La psychose consisterait en un « mode d’être, à soi, à l’autre, au monde, mode radical où tout concourt à faire taire les pulsions », et où parfois, mais pas nécessairement, un nouvel ordre du monde s’instaure, au moyen d’un délire, plus ou moins dissimulé. Ces modalités, ces moments, ces états, ces troubles sont liés à une « confrontation permanente... confuse, énigmatique, à la compréhension de soi, de ses origines, de celles du monde."
Renonçant à expliciter une genèse du "devenir psychotique", genèse qui demeure mystérieuse, L. Abensour décrit le "vivre psychotique" organisé autour d'un trouble fondamental concernant la temporalité et l'engendrement des générations.

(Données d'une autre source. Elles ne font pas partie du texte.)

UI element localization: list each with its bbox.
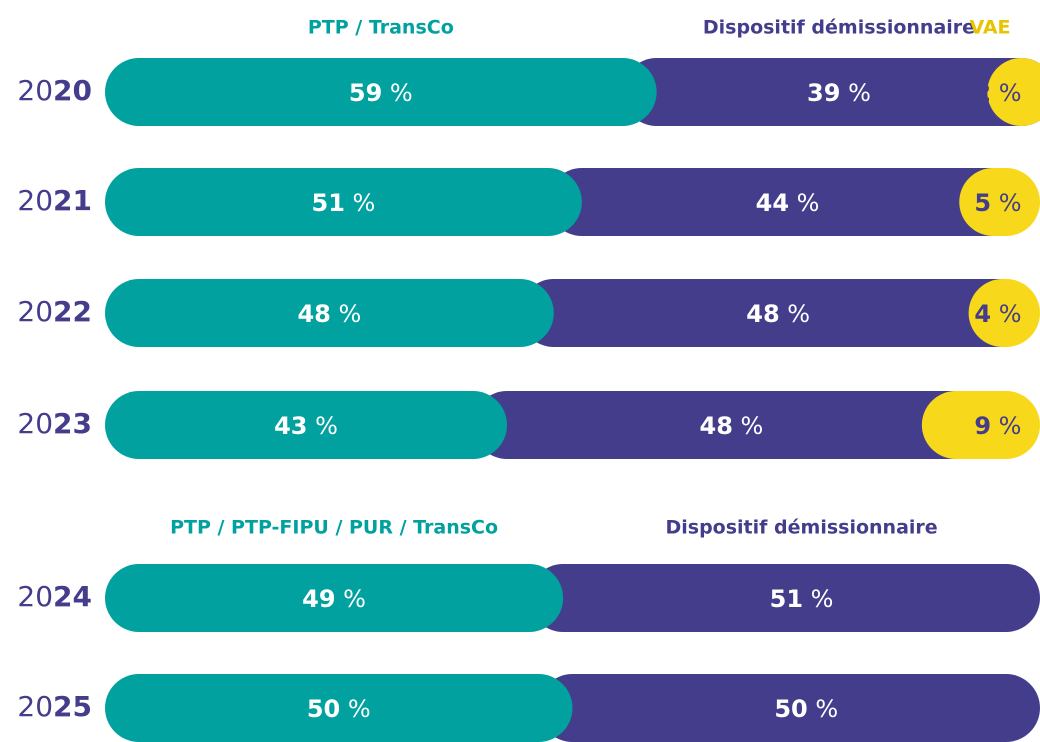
year-label: 2022 bbox=[17, 295, 92, 328]
value-label: 39 % bbox=[807, 79, 871, 107]
bar-segment bbox=[519, 279, 1037, 347]
year-label: 2023 bbox=[17, 407, 92, 440]
value-label: 44 % bbox=[756, 189, 820, 217]
bar-segment bbox=[105, 58, 657, 126]
legend-label: Dispositif démissionnaire bbox=[703, 17, 975, 39]
value-label: 50 % bbox=[774, 695, 838, 723]
legend-label: PTP / TransCo bbox=[308, 17, 454, 39]
bar-segment bbox=[473, 391, 990, 459]
bar-segment bbox=[105, 564, 564, 632]
year-label: 2025 bbox=[17, 690, 92, 723]
bar-segment bbox=[105, 279, 554, 347]
bar-segment bbox=[921, 391, 1040, 459]
value-label: 51 % bbox=[312, 189, 376, 217]
value-label: 49 % bbox=[302, 585, 366, 613]
value-label: 50 % bbox=[307, 695, 371, 723]
value-label: 2 % bbox=[974, 79, 1021, 107]
bar-segment bbox=[529, 564, 1040, 632]
year-label: 2024 bbox=[17, 580, 92, 613]
year-label: 2020 bbox=[17, 74, 92, 107]
value-label: 51 % bbox=[770, 585, 834, 613]
bar-segment bbox=[538, 674, 1040, 742]
bar-segment bbox=[105, 674, 573, 742]
value-label: 48 % bbox=[700, 412, 764, 440]
bar-segment bbox=[622, 58, 1040, 126]
year-label: 2021 bbox=[17, 184, 92, 217]
value-label: 59 % bbox=[349, 79, 413, 107]
value-label: 48 % bbox=[746, 300, 810, 328]
bar-segment bbox=[987, 58, 1040, 126]
value-label: 5 % bbox=[974, 189, 1021, 217]
legend-label: PTP / PTP-FIPU / PUR / TransCo bbox=[170, 517, 498, 539]
bar-segment bbox=[547, 168, 1028, 236]
legend-label: Dispositif démissionnaire bbox=[665, 517, 937, 539]
bar-segment bbox=[959, 168, 1040, 236]
value-label: 43 % bbox=[274, 412, 338, 440]
legend-label: VAE bbox=[969, 17, 1010, 39]
bar-segment bbox=[105, 168, 582, 236]
value-label: 9 % bbox=[974, 412, 1021, 440]
bar-segment bbox=[105, 391, 508, 459]
value-label: 48 % bbox=[297, 300, 361, 328]
value-label: 4 % bbox=[974, 300, 1021, 328]
bar-segment bbox=[968, 279, 1040, 347]
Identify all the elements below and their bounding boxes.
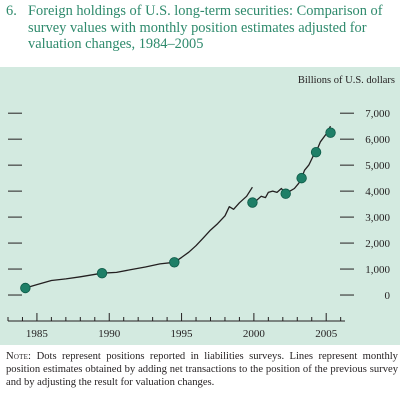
y-axis: 0 1,000 2,000 3,000 4,000 5,000 6,000 7,000 — [8, 108, 391, 302]
survey-dot — [20, 282, 31, 294]
y-tick-label: 5,000 — [365, 160, 390, 172]
y-tick-label: 1,000 — [365, 264, 390, 276]
x-tick-label: 1985 — [26, 328, 49, 340]
y-tick-label: 6,000 — [365, 134, 390, 146]
x-tick-label: 1990 — [98, 328, 121, 340]
note-label: Note: — [6, 351, 32, 362]
estimate-line-segment — [252, 187, 287, 204]
survey-dots — [20, 127, 336, 294]
unit-label: Billions of U.S. dollars — [298, 75, 395, 86]
survey-dot — [169, 257, 180, 268]
survey-dot — [325, 127, 336, 138]
estimate-line-segment — [25, 272, 103, 289]
y-tick-label: 3,000 — [365, 212, 390, 224]
survey-dot — [96, 268, 108, 279]
survey-dot — [280, 188, 291, 199]
y-tick-label: 4,000 — [365, 186, 390, 198]
x-tick-label: 2000 — [243, 328, 266, 340]
y-tick-label: 7,000 — [365, 108, 390, 120]
figure-note: Note: Dots represent positions reported … — [6, 351, 398, 389]
figure-title: 6. Foreign holdings of U.S. long-term se… — [6, 3, 398, 53]
y-tick-label: 0 — [385, 290, 391, 302]
x-tick-label: 2005 — [315, 328, 338, 340]
note-text: Dots represent positions reported in lia… — [6, 351, 398, 388]
figure-number: 6. — [6, 3, 17, 19]
figure-title-text: Foreign holdings of U.S. long-term secur… — [28, 3, 383, 52]
y-tick-label: 2,000 — [365, 238, 390, 250]
line-chart: Billions of U.S. dollars 0 1,000 2,000 3,00… — [7, 75, 395, 340]
chart-panel: Billions of U.S. dollars 0 1,000 2,000 3,00… — [0, 67, 400, 345]
estimate-line-segment — [173, 186, 253, 263]
survey-dot — [310, 146, 322, 158]
survey-dot — [296, 172, 307, 184]
x-tick-label: 1995 — [171, 328, 194, 340]
x-axis: 1985 1990 1995 2000 2005 — [7, 313, 345, 340]
survey-dot — [247, 197, 258, 208]
estimate-line-segment — [101, 261, 175, 274]
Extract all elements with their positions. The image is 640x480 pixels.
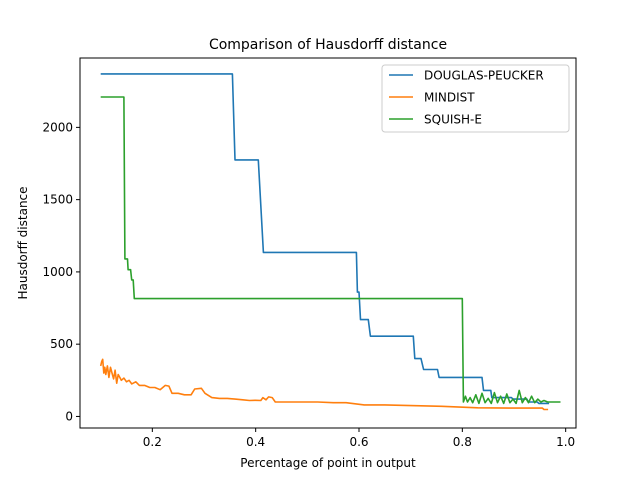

Elle est amenée à combattre bien des idées reçues, ou des préjugés qui planent au sein du milieu analytique :
Les patients psychotiques ne sont pas régressés, bien au contraire, « ils souffrent précisément d’une difficulté à régresser ». En effet, régresser, suppose une sorte d’intériorité réceptrice, (l' « état intérieur » de Bion), or, celle-ci est absente dans la psychose: le sujet rencontre à sa place immédiatement le vide, l’effondrement, l’implosion, ou la crise maniaque.
La temporalité est tellement perturbée qu’elle fige le sujet dans une instantanéité quasi permanente, un actuel éternel en quelque sorte, sans fondement, sans histoire, individuelle, familiale, infantile, ne laissant souvent que peu, voire pas de « jeu » entre la matérialité brute du monde environnant et l’anéantissement dans un vide intérieur ou supposé tel. Ce défaut d'histoire va jusqu'à la haine de l'origine, de l'engendrement, de la filiation et de la généalogie. Sans histoire, le psychotique se retrouve donc aussi sans futur.
Le travail analytique avec les psychotiques diffère beaucoup donc de celui qui convient aux névrosés: l’analyste doit abandonner l’interprétation, la levée d’un refoulement improbable, il se concentre sur « le hic et nunc de la relation » pour qu'elle permette que se constitue peu à peu un présent pour le patient. Au travers de cette relation c'est la "continuité du patient (qui) sera promue et garantie". Il s'agit, modestement donc, d’inscrire du présent sensible, de la présence, des liens tolérables avec ce qui peut se reprendre de l’histoire du sujet ... au sein de cet actuel immuable jusqu’à ce que « ce présent s’insère entre un passé et un avenir ». Ceci n’est possible que parce que, contrairement à une autre idée à la fois courante et fausse, le sujet psychotique n’est pas englué dans un narcissisme qui le rendrait incapable de transfert. Le transfert qu'il peut développer se caractérise le plus souvent par sa massivité, envahissant parfois jusqu’à l’intolérable, ou, empruntant la voie décrite par E. Kestemberg dans son article sur la « relation fétichique à l’objet ».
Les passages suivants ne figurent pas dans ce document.